Por fim, Ticônio interpreta a guerra celeste como o combate espiritual dentro da própria Igreja, onde Cristo (Miguel) luta em seus santos contra o mal: “‘Houve guerra no céu: Miguel e seus anjos lutaram com o dragão’ (Ap 12,7). Ele chama Cristo de ‘Miguel’ e os santos de ‘seus anjos’, segundo Daniel: ‘Naquele tempo se levantará Miguel, o grande príncipe que guarda os filhos de teu povo’ (Dn 12,1). De modo algum devemos crer que o diabo tenha ousado lutar no céu propriamente dito; ele recebeu autoridade apenas para combater a descendência da mulher (Ap 12,17), isto é, os santos, e não o Filho de Deus. Ele luta no céu com Cristo, mas na Igreja com Cristo revestido de homem. ‘E não prevaleceram, nem se achou mais lugar para eles no céu’ (Ap 12,8), isto é, nos santos, que já não acolhem o diabo, expulso de uma vez por todas. ‘E foi precipitado o grande dragão, a antiga serpente, chamada diabo e Satanás, que engana o mundo inteiro; foi lançado à terra, e seus anjos com ele’ (Ap 12,9).

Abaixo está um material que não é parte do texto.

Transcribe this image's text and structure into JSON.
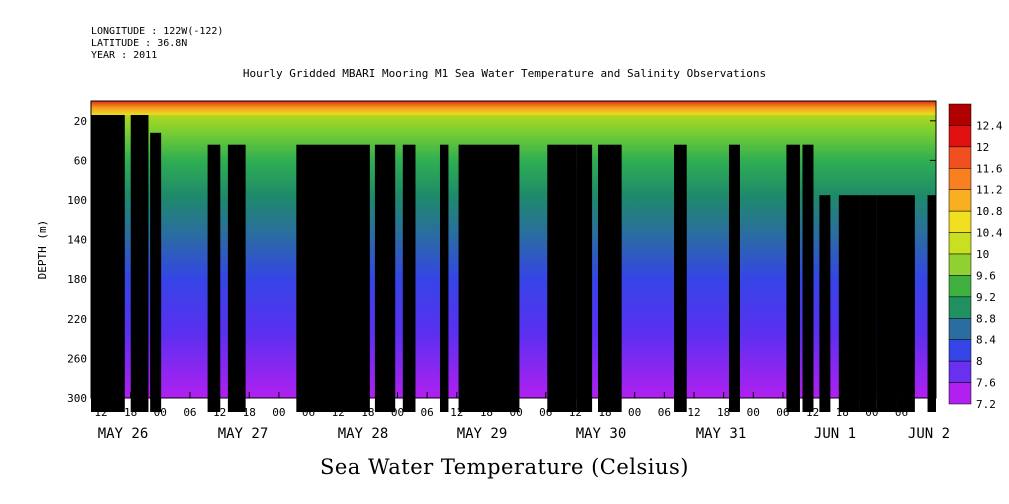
{
  "header": {
    "longitude": "LONGITUDE : 122W(-122)",
    "latitude": "LATITUDE : 36.8N",
    "year": "YEAR : 2011"
  },
  "chart_data": {
    "type": "heatmap",
    "title": "Hourly Gridded MBARI Mooring M1 Sea Water Temperature and Salinity Observations",
    "xlabel": "Sea Water Temperature (Celsius)",
    "ylabel": "DEPTH (m)",
    "ylim": [
      300,
      0
    ],
    "y_ticks": [
      20,
      60,
      100,
      140,
      180,
      220,
      260,
      300
    ],
    "x_hour_ticks": [
      "12",
      "18",
      "00",
      "06",
      "12",
      "18",
      "00",
      "06",
      "12",
      "18",
      "00",
      "06",
      "12",
      "18",
      "00",
      "06",
      "12",
      "18",
      "00",
      "06",
      "12",
      "18",
      "00",
      "06",
      "12",
      "18",
      "00",
      "06"
    ],
    "x_day_labels": [
      "MAY 26",
      "MAY 27",
      "MAY 28",
      "MAY 29",
      "MAY 30",
      "MAY 31",
      "JUN  1",
      "JUN  2"
    ],
    "colorbar_levels": [
      "12.4",
      "12",
      "11.6",
      "11.2",
      "10.8",
      "10.4",
      "10",
      "9.6",
      "9.2",
      "8.8",
      "8.4",
      "8",
      "7.6",
      "7.2"
    ],
    "colors": {
      "warm": "#d40000",
      "mid": "#8ecf2a",
      "cool": "#1f8a6a",
      "cold": "#4a3ae8",
      "coldest": "#b020f0"
    },
    "vmin": 7.2,
    "vmax": 12.6
  }
}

O diabo e os espíritos imundos foram lançados na terra, isto é, nos homens que pensam as coisas terrenas (Fl 3,19). A ele foi dito: ‘Comerás a terra todos os dias da tua vida’ (Gn 3,14). Mas sobre essa terra é esmagado sob os pés dos santos, conforme o Salmo: ‘Pisarás o áspide e o basilisco, calcarás o leão e o dragão’ (Sl 90,13).”

 

Ao identificar na mulher vestida de sol a Igreja que dá à luz Cristo continuamente, Ticônio transforma o drama cósmico em figura do combate espiritual que atravessa a vida eclesial e individual. A oposição entre a luz e o dragão não é apenas um evento futuro, mas uma realidade presente no coração da fé: a Igreja é simultaneamente gloriosa e combatente, pura e perseguida, celestial e terrena. Assim, Ticônio antecipa uma hermenêutica que marcará a tradição latina, de Agostinho a Beda, na qual o Apocalipse se lê menos como profecia de catástrofes e mais como revelação do mistério de Cristo que, através da Igreja, vence o mal pela perseverança e pela comunhão com o Espírito Santo.

 

Carlos Frederico Calvet da Silveira

Professor da Universidade Católica de Petrópolis e do Seminário de São José, Rio.